The next ground of reversal is that the court refused to permit Mr. Nicholson to testify. Mrs. Nicholson testified, among other things, that the bottle from which she took the poison had no label on it at that time. She wanted to prove by her husband that the doctor did not put a label on the bottle when he gave it to him. She desired to prove, also, that when the doctor gave him the tablets, he told him to administer a second dose of the medicine to Mrs. Nicholson, and, in this way, he had occasion to see that bottle and knew it was not labeled. It is claimed that the proof is competent because it comes within that exception to section 606 of the Code, which provides:

“When a husband or wife is acting as agent for his or her consort, either of them may testify as to any matter connected with such agency.”

It is unnecessary to discuss the matter of agency in connection with this case. We do not see how-it could possibly have any application as to the time when the doctor mixed the poison. He was consulted by the hushand for himself, and the medicine was prepared and the dose directed for him only.
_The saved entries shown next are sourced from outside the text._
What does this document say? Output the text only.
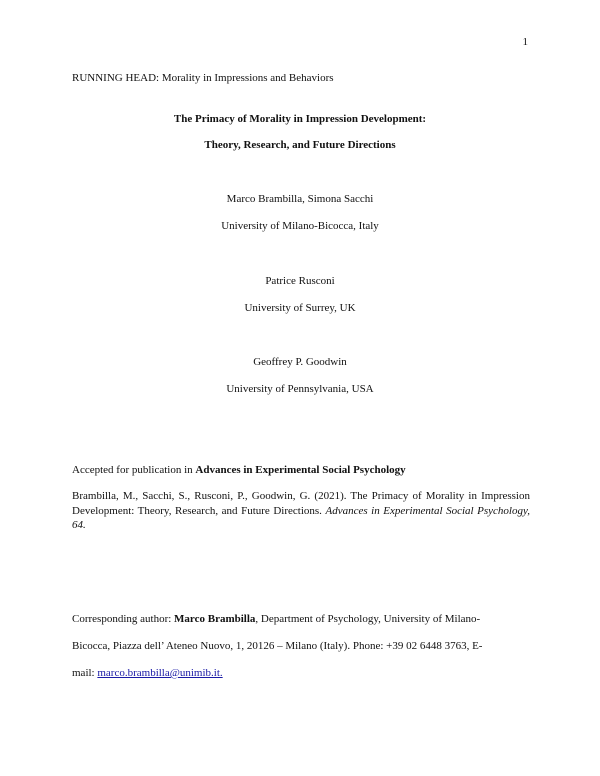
1
RUNNING HEAD: Morality in Impressions and Behaviors
The Primacy of Morality in Impression Development:
Theory, Research, and Future Directions
Marco Brambilla, Simona Sacchi
University of Milano-Bicocca, Italy
Patrice Rusconi
University of Surrey, UK
Geoffrey P. Goodwin
University of Pennsylvania, USA
Accepted for publication in Advances in Experimental Social Psychology
Brambilla, M., Sacchi, S., Rusconi, P., Goodwin, G. (2021). The Primacy of Morality in Impression Development: Theory, Research, and Future Directions. Advances in Experimental Social Psychology, 64.
Corresponding author: Marco Brambilla, Department of Psychology, University of Milano-
Bicocca, Piazza dell’ Ateneo Nuovo, 1, 20126 – Milano (Italy). Phone: +39 02 6448 3763, E-
mail: marco.brambilla@unimib.it.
The doctor, in effect, admits that he directed the second dose to Mrs. Nicholson because he thought it was the same as the first, and he thought, as did all the others, that the first dose was taken from the bottle which contained the harmless medicine, which he had prepared for Mrs. Nicholson. It is immaterial what circumstance caused the husband to see the bottle. In behalf of the wife after she had testified, he was not a competent witness. It is admitted by all the witnesses that at the time she took the poison there was no label on the bottle. The question in the case, as it was prepared in the lower court, was whether the bottle was labeled in the first place, and none of the testimony offered by the husband could affect that question, except as to what occurred in the doctor’s office when he received the bottle, and as he got that for himself his evidence about it was clearly incompetent. L. & N. v. Hall, 136 S. W., 905; Wise v. Foot, 81 Ky., 10.

Failing to see that the appellant is entitled to a reversal for either of the reasons named, the judgment is affirmed.